Una tradizione in uso presso i romani e i primi cristiani era il "refrigerium". Si trattava di un pasto commemorativo per i defunti, consumato presso le tombe dei cari, che recavano spesso appositi fori affinché il cibo, quel giorno, venisse compartito con loro. Da qui deriva l’uso tutt’ora diffuso nel Salento di “’ndefriscare” i morti: si “’ndefriscano” i morti quando si compie un atto particolarmente gradito al caro scomparso, per esempio mangiare un cibo che gli piaceva particolarmente, poiché con l’atto di mangiarlo è come se si facesse mangiare la sua anima. In ciascuno di questi casi con il “rinfresco” (refrigerium) si vuole offrire un sollievo a chi non c’è più. 

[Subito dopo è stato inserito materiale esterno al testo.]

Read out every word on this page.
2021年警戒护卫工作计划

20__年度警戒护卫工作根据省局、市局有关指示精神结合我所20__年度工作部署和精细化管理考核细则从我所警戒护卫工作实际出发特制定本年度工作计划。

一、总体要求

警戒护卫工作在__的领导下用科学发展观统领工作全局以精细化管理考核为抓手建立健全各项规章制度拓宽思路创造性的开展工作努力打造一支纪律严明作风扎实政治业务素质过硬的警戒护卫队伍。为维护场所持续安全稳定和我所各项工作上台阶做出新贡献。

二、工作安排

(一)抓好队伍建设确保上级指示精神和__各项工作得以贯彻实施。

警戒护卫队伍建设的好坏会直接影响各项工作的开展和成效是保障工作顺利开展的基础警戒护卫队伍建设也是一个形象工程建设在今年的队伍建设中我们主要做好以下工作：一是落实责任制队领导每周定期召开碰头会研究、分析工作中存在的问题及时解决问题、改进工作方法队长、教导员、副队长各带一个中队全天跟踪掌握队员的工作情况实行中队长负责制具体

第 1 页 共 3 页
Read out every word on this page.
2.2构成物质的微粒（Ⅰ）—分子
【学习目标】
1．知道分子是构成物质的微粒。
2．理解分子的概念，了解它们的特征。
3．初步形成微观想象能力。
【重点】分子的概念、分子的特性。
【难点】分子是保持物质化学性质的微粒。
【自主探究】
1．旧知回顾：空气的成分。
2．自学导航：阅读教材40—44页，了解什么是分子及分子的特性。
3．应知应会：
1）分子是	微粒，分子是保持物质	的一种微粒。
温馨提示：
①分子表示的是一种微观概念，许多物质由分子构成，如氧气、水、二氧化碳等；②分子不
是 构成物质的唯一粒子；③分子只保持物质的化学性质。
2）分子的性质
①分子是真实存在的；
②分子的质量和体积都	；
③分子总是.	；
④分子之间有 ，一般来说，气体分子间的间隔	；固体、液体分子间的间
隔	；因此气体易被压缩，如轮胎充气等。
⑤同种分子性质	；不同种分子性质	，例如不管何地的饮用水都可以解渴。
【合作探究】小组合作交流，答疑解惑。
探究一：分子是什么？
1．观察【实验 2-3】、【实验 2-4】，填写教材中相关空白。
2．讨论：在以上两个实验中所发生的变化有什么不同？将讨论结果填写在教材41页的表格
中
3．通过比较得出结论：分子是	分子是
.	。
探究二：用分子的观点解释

Dalla tradizione greca e bizantina arriva invece uno dei piatti rituali pugliesi più conosciuti e fa-mosi, anche per il nome molto evocativo: il “Grano dei morti”. Si tratta di un piatto semplice, fatto con grano cotto, vincotto, melagrana e noci, la cui preparazione è diffusa soprattutto sul Gargano e nel Barese, talvolta con alcune varianti. Piatto conosciuto anche come Colva, Coliba, Colla, termini che derivano direttamente dal bizantino Kolba e dal greco Kollyba, che indicano il grano cotto. In questo piatto il principe dei cereali è accompagnato dal più simbolico dei frutti, ovvero la melagrana che, come il mito di Ade e Persefone racconta, rappresenta il frutto dei morti per antonomasia. La tradizione di cucinare cereali e legumi per il giorno dei Morti è comunque diffusissima in tutto il meridione. Tra i legumi, ha un posto d’onore la fava, che ha un legame simbolico forte e antichissimo con il mondo dell’aldilà; la credenza che nelle fave risieda l’anima dei morti risale già agli egizi che credevano che le anime stazionassero nel “campo di fave” prima della reincarnazione. 


Anche per i romani le fave erano legate a culti degli antenati. Durante i Lemuria (9, 11, 13 maggio) il paterfamilia percorreva la casa gettandosi fave alle spalle per placare gli spiriti vaganti, mentre il 21 febbraio, per i Paternalia, si offrivano fave ai defunti. E ancora: nel Medioevo la minestra di fave veniva offerta nel giorno dei Morti ai poveri sia nei conventi sia nelle case nobiliari, similmente a quanto accade ancora oggi in paesi come Orsara di Puglia e altri. È singolare che la fava più famosa del Salento sia la Fava di Zollino, detta Kuccìa, termine derivante dal greco, usato nell’Italia meridionale per indicare proprio i piatti rituali preparati per ricorrenze come Santa Lucia e i Morti, ma attribuendolo non esclusivamente alla fava quanto piuttosto a grano e altri cereali e legumi.  

La confusione etimologica intorno al termine si può risolvere affermando che esso si riferisce ai chicci cotti, alle civaie, ovvero ai semi (che siano legumi, cereali o semi oleosi come noci e mandorle) che, con il loro valore simbolico si apprestano a diventare protagonisti delle feste invernali, Natale compreso. 


Infine, non si possono non citare alcuni dolci, veri protagonisti del giorno dei Morti. Chi crede che “dolcetto o scherzetto” sia “un’americanata”, non conosce le tradizioni europee piene zeppe di questue notturne in nome delle “anime dei morti”, per ricevere dolcetti o altri doni.  Dal Gargano a Taranto, fino al Salento, a Lecce in particolare, dove protagoniste erano le Fanfullicche, una sorta di caramelle a forma di nastrino, di tanti colori, vendute l’1 e 2 novembre all’ingresso dei cimiteri e donate ai bambini poveri.  Il cibo dei morti, diffuso ancora oggi, ricorda non solo chi non c’è più, ma anche l’importanza della socialità, che nel rito di preparazione e consumo, trova un’occasione per riaffermarsi e unirsi ancora una volta.